Why may Google textmine but Scientists may not?

I recently posted about why Google is not a good enough solution for searching the academic literature (because can’t build on the results! and read the comments on that post for more).

It is sad indeed, then, that PMC and Publishers forbid scientists and others from spidering/indexing/mining their content…. while giving Google privilege to do exactly this.

Check out the robot.txt files for PMC  for /pmc/articles/  and notice that GoogleBot is allowed, Bing and a few others are allowed, but User-Agent:* (the rest of us) are not.  The same is true for ScienceDirect robots.txt:  Google may textmine everything, experimenting scientists, nothing.  (hat tip to Alf Eaton on twitter)

Is this defensible on the grounds that Google knows what it is doing but The Rest Of Us Can Not Be Trusted?  I sure hope not.  Scientists are routinely trusted with a lot more than writing a script that won’t bring down a server.  There are other ways to ensure someone won’t bring down a server than a global robots.txt ban.

Perhaps a ban is the only way to prevent unauthorized redistribution of large numbers of papers gathered via spidering?  Nope.  Require people to register.  Monitor use.  Clearly state what may be redistributed, what may not, and what actions will be taken if people behave badly.

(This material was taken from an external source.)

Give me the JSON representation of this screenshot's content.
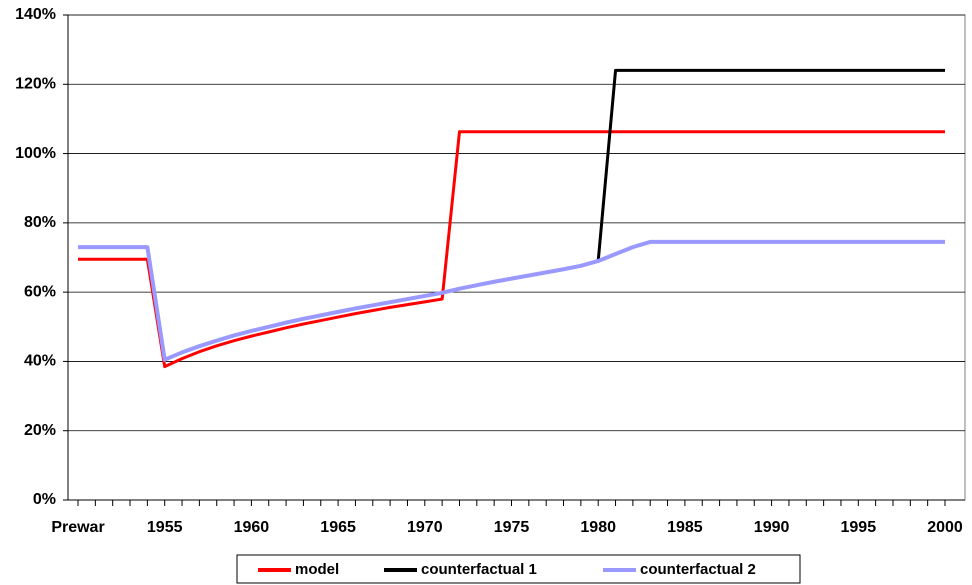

Maybe they are just waiting till Scientist-initiated indexing projects gets Big and Important and Ask Nicely and then they will write them in as an allowed user.  Maybe.  But restricting play and experimentation is a pretty poor way to bring about that future and we should not accept this as the default behaviour of the keepers of our scientific literature.

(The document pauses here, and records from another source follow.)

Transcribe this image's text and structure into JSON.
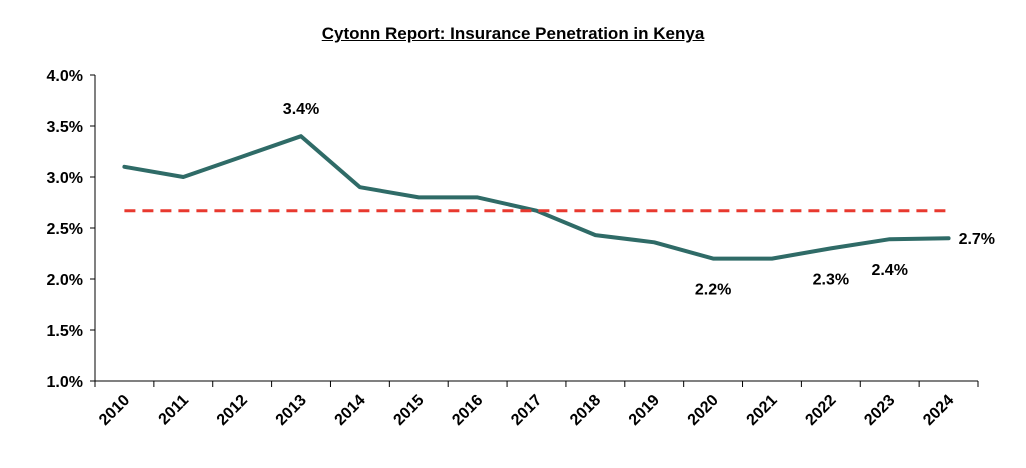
{
  "chart_data": {
    "type": "line",
    "title": "Cytonn Report: Insurance Penetration in Kenya",
    "xlabel": "",
    "ylabel": "",
    "categories": [
      "2010",
      "2011",
      "2012",
      "2013",
      "2014",
      "2015",
      "2016",
      "2017",
      "2018",
      "2019",
      "2020",
      "2021",
      "2022",
      "2023",
      "2024"
    ],
    "series": [
      {
        "values": [
          3.1,
          3.0,
          3.2,
          3.4,
          2.9,
          2.8,
          2.8,
          2.67,
          2.43,
          2.36,
          2.2,
          2.2,
          2.3,
          2.39,
          2.4
        ],
        "color": "#2f6b67"
      },
      {
        "values": [
          2.67,
          2.67,
          2.67,
          2.67,
          2.67,
          2.67,
          2.67,
          2.67,
          2.67,
          2.67,
          2.67,
          2.67,
          2.67,
          2.67,
          2.67
        ],
        "color": "#e8392f",
        "dashed": true
      }
    ],
    "y_ticks": [
      "1.0%",
      "1.5%",
      "2.0%",
      "2.5%",
      "3.0%",
      "3.5%",
      "4.0%"
    ],
    "ylim": [
      1.0,
      4.0
    ],
    "grid": false,
    "legend": "none",
    "annotations": [
      {
        "category": "2013",
        "text": "3.4%"
      },
      {
        "category": "2020",
        "text": "2.2%"
      },
      {
        "category": "2022",
        "text": "2.3%"
      },
      {
        "category": "2023",
        "text": "2.4%"
      },
      {
        "category": "2024",
        "text": "2.7%"
      }
    ]
  }
}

PMC calls its prohibition against bulk downloading a “copyright” issue.  That doesn’t make any sense to me.  Sounds much more like a Terms of Use issue than a copyright issue.  Am I wrong?  If so, educate me in the comments.  If I’m right, then I think we should ask PMC to change its wording because calling this a copyright issue just muddies already muddy waters.

It does appear to be, at least in part, a contract issue.  In the contract between publishers and PMC (http://t.co/EhZP5SrS1i point 16, ht again to Alf Eaton), PMC volunteers in its terms that PMC will prohibit bulk downloading.  Why does PMC include this sentence?  Is it part of the NIH Public Access law that PMC has to include this sentence?  If not, isn’t it capitulating an awful lot to publishers… basically undermining the ability for scientists to build enhanced searching tools, etc?

(and, how, given this, does Google get access?  Don’t get me wrong.  I think Google is fantastic!  I want Google to keep having access!  I just want all responsible systems to have the possibility of the same access to our publicly funded and hosted research, so that someone will build infrastructure that properly supports research and research tools.)

Anyway, these spidering policies strike me as unfair, and something that people should be talking about and complaining about and doing something about, especially as we start to craft new policies for how people and computers can access our Public Access research output under the new OSTP policy.